Immediately I become being chattered and laughed at the whole school. Even my seniors and younger students joined laughing at me anyway. Damn. After that incident, I never again bathe on the open. Indeed, we have a faucet at the open space at the kitchen nearby. I did not greet Uci for several days afterwards. What the hell.


photograph by Sribudi Astuti

Mrs. Indra’s Angerness (Part One)

Chapter VI

Mrs. Indra’s Angerness




As I told you before, in this the second grade, we moved to Jalan Magelang number four.It was still inside Malang Teachers’ Training College’s complex. Neighborhood the school was campus campus and college’s staff housing of Malang Teachers’ Training College. Stepping on the second grade, I became an avid reader because we had a library in this school’s local. There is no library on our previous school’s local on Simpang Bogor Street.

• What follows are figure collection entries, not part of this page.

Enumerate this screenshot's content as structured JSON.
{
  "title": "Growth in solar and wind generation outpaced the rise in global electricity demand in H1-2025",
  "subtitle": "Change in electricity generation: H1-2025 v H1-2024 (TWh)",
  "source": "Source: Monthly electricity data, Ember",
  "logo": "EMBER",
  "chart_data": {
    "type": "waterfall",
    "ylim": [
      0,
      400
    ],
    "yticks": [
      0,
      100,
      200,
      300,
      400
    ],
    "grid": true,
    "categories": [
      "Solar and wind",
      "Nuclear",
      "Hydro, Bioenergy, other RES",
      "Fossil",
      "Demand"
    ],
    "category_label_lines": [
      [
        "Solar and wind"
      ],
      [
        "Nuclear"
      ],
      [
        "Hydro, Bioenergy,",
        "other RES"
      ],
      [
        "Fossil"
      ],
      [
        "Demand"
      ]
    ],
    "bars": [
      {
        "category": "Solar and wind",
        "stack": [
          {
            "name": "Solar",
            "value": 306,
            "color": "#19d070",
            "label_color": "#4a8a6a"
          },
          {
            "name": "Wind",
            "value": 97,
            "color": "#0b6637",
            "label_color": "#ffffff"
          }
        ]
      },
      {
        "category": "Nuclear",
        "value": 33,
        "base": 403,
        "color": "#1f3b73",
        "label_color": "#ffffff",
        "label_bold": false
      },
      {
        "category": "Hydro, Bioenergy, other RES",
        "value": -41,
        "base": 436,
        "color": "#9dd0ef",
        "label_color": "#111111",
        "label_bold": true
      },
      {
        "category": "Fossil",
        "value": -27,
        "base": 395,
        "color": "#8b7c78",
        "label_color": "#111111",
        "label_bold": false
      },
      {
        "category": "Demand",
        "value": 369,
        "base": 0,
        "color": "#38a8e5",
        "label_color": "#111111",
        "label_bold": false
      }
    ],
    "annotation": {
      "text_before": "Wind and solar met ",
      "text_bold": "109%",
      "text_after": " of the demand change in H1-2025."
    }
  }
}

Our school’s library were very spacious and comfortable. It was filled with hundreds of titles. Start from scientific books to fiction’s books. Of course that was suitable for our age, the students here. Because of our library was large enough, then the school puts three librarian there. They were Mrs. Darti, Mr. Gatot and Mr. Sa’ie. Mr. Sa’ie was placed as a school library clerk after graduating his education which equivalent to D-II, if I was not wrong. D-II in Indonesia’s diploma school is taken over two years. He is no longer a school janitor as before. Yes, Mr. Sa’ie was a school janitor before gaduated from his diploma.

Every time we borrowed a library book, then we are required by the school library to collect a synopsis of the book that we have read. Therefore, in addition to having a notebook to attend the daily lessons, we also have a notebook to make a synopsis for reading books’ activity on the library. Should we collected it’s synopsis when we returned the books we had borrowed. If we failed to collect a synopsis of the book we had read, we were not allowed to borrow more books.

I’d always been the first champion or rank on the library’s books reading from first entered the second grade at this school’s complex at Magelang Street number four and got to know the school’s library, to graduate school in the eighth grade later. Other generation or lifting might be had alternated champion’s reading quarterly or semester, but especially for my lifting, I was the one who had always been a first champion for books reading’s activity on the library. But, I had only twice perceived to be the first rank or champion in the class. Once when with Mrs. Etty in second grade, and once another at the fourth grade when Mr. Kanang become my homeroom teacher.